Ramlie juga menilai, jika pemecahan dapil dilakukan, maka kajian tidak hanya menyasar wilayah Pamulang. Menurutnya, Kecamatan Pondok Aren juga memiliki kondisi serupa karena jumlah kursi DPRD dan jumlah penduduknya relatif seimbang dengan Pamulang.
“Hal ini tentunya bukan Pamulang saja yang dipecah, tentunya Pondok Aren pun sama, karena pada saat ini kursi Pondok Aren dan Pamulang sama-sama 11 kursi, bahkan penduduknya pun berimbang,” katanya.
Wacana pemecahan dapil sendiri mulai mencuat menjelang Pemilu 2029. Pamulang disebut menjadi salah satu wilayah yang berpotensi dipecah karena memiliki jumlah penduduk dan pemilih yang sangat besar.
Berdasarkan data Daftar Pemilih Tetap (DPT) Triwulan I Tahun 2026, jumlah pemilih di Kecamatan Pamulang mencapai 252.965 jiwa. Angka tersebut menjadikan Pamulang sebagai salah satu basis pemilih terbesar di Tangsel.

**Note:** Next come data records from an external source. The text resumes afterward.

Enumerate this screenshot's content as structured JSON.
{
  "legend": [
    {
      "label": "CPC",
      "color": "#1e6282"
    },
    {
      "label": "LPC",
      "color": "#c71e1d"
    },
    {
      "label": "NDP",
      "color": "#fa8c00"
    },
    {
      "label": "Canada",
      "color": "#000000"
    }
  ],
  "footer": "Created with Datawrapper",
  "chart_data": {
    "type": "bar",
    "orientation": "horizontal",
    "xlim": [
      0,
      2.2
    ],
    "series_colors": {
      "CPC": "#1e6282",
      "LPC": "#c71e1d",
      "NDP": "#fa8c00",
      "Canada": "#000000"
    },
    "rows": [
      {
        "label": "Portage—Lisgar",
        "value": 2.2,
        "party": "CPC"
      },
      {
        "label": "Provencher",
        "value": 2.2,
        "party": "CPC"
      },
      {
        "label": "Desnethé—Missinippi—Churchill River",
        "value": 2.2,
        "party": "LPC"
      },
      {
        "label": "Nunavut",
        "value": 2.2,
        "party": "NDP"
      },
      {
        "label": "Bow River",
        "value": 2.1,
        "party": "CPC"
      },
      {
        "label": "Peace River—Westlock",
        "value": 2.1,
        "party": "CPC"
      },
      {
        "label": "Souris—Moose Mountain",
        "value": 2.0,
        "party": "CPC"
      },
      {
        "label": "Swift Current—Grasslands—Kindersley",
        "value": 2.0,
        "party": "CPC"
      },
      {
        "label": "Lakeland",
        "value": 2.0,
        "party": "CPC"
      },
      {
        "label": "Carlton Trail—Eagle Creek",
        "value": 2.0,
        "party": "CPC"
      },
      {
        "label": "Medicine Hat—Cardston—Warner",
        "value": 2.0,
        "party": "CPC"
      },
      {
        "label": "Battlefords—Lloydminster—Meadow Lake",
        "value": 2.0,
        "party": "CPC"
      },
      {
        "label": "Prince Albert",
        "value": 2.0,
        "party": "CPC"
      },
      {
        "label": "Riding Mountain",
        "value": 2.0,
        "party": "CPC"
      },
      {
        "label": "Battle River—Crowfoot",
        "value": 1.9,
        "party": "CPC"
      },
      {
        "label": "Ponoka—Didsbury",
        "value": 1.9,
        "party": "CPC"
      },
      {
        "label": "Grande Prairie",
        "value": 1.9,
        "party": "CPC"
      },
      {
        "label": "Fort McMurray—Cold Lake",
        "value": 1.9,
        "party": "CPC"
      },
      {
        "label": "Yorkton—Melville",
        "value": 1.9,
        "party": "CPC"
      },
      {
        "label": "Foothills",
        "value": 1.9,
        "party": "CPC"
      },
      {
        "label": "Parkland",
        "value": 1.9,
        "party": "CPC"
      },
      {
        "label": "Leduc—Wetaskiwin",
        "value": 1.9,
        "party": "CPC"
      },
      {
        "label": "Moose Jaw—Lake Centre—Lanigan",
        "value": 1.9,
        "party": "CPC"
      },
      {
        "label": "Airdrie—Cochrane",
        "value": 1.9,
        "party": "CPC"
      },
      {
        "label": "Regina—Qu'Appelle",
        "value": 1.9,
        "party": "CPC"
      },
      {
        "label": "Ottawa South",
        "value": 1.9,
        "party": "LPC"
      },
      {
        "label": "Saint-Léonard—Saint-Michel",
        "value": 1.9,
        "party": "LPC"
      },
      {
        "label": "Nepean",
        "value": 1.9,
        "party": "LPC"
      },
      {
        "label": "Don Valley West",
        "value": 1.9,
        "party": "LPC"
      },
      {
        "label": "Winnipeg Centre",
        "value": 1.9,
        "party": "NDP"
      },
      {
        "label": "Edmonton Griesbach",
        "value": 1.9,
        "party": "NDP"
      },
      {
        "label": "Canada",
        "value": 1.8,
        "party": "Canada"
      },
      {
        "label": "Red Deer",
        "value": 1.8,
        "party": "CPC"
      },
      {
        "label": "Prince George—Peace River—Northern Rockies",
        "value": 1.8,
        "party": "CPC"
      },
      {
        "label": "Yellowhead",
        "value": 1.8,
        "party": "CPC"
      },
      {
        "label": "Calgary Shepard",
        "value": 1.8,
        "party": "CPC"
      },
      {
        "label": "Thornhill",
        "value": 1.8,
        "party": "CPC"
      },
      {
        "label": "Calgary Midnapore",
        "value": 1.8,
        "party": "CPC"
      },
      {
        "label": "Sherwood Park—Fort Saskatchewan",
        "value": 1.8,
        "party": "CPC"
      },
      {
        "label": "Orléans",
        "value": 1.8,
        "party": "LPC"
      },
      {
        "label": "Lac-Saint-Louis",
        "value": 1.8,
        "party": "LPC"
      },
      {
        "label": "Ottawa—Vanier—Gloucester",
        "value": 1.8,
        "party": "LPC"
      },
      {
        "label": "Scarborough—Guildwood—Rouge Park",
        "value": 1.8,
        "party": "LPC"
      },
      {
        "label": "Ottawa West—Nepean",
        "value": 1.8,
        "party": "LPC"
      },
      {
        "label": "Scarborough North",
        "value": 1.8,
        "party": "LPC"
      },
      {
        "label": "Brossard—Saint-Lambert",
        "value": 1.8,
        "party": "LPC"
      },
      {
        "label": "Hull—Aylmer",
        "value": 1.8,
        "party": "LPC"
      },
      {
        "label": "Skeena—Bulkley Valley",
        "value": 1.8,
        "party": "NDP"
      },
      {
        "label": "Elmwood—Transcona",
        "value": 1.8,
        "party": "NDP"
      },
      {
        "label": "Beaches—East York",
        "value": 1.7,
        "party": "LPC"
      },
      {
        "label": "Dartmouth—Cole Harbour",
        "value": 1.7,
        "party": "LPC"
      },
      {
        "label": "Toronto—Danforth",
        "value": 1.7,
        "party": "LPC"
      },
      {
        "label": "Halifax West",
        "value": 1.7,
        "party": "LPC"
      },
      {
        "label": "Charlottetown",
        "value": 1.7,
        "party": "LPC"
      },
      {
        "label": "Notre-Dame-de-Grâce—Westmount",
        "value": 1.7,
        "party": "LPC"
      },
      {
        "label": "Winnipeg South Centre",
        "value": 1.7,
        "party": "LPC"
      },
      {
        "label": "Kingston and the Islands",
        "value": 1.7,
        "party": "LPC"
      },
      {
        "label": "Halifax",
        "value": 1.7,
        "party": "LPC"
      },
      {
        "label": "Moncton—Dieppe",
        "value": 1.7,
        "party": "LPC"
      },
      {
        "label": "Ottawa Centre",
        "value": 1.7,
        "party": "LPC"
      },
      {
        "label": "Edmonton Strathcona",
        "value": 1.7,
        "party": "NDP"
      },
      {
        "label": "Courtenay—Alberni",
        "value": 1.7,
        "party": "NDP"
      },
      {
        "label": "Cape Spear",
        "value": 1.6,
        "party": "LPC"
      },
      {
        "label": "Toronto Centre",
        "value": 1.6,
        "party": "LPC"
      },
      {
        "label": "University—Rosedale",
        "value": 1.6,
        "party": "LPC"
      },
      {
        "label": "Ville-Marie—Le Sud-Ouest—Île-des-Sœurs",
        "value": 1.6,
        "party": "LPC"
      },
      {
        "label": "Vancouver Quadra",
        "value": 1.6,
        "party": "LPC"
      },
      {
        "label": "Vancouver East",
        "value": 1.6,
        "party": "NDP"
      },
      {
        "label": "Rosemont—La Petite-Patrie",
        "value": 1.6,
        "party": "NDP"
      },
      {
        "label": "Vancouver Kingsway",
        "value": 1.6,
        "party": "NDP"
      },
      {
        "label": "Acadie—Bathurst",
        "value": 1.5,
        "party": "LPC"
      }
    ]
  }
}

Ketua Badan Pengawas Pemilihan Umum (Bawaslu) Tangsel, M Acep mengatakan, kemungkinan pemecahan dapil memang bisa saja terjadi. Namun menurutnya, hal itu masih sangat dinamis dan dipengaruhi sejumlah faktor. “Banyak faktor yang menyebabkan sebuah dapil dipisah atau digabung,” kata Acep saat dikonfirmasi.
Acep menjelaskan, penataan dapil sangat bergantung pada data jumlah penduduk, distribusi pemilih, hingga bilangan pembagi pemilih (BPP) yang digunakan dalam proses penentuan kursi legislatif.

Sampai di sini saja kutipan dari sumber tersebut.